Große Fettmassen im Bauchraum verursachen auch eine Überladung der Leber mit Fetten, aus der über kurz oder lang eine Nicht-alkoholische Fettleber entstehen kann. Ebenso wie die alkoholbedingte Leberverfettung kann sich daraus eine Leberzirrhose entwickeln.
Dass ein stark erhöhtes Körpergewicht auch das Stützorgan überlastet, ist leicht vorstellbar. Viele Adipöse klagen über Gelenkverschleiß (Arthrosen) und auch die Wirbelsäule ist den starken Belastungen oft nicht gewachsen. Die damit verbundenen Schmerzen (Rückenschmerzen, Gelenkarthrosen) führen zu mangelnder Beweglichkeit, so dass Übergewichtige und Adipöse mit Schmerzen des Stützapparates fast nur noch sitzend oder liegend angetroffen werden. Ein Körper, der sich nicht bewegt, kann die mit der Nahrung aufgenommene Energie nur ungenügend abbauen, es bleibt immer ein Energieüberschuss bestehen, der das Übergewicht verstärkt.
Es werden immer mehr Erkrankungen gefunden, die regelmäßig mit einem Übergewicht oder einer Adipositas assoziiert sind. Schuld daran ist wahrscheinlich die chronische Entzündung, die sich auch bei den anderen Erkrankungen nachweisen lässt und der kleinste gemeinsame Nenner der meisten mit Adipositas assoziierten Symptome sein könnte. Nachgewiesen ist dies z.B. bei psychosozialen Symptomen, die als Depression und Angststörung in diesem Kollektiv viermal häufiger angetroffen werden als bei Normalgewichtigen.

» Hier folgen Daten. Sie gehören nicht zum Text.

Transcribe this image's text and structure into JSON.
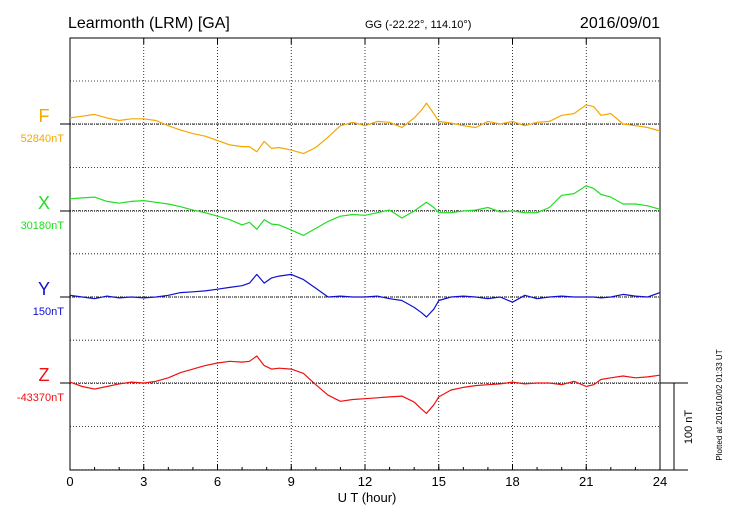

Auch die Schuppenflechte (Psoriasis) ist eine der Erkrankungen, die mit einer chronischen Entzündung zusammenhängt, und in ersten Untersuchungen ist nachgewiesen, dass solche Hauterscheinungen mit Entzündung, Schuppung und Rötung sehr häufig bei Übergewichtigen und Adipösen angetroffen wird.
Weil jede dieser Begleiterkrankungen mit einer rechtzeitigen Gewichtsreduktion wieder zum Normbereich gebracht werden kann, sind Übergewicht und Adipositas weit davon entfernt, ein kosmetisches Problem zu sein, sondern sie müssen als ernsthafte Erkrankung wahrgenommen werden, die nahezu den gesamten Organismus, inklusive der psychischen Gestimmtheit, beeinträchtigen kann.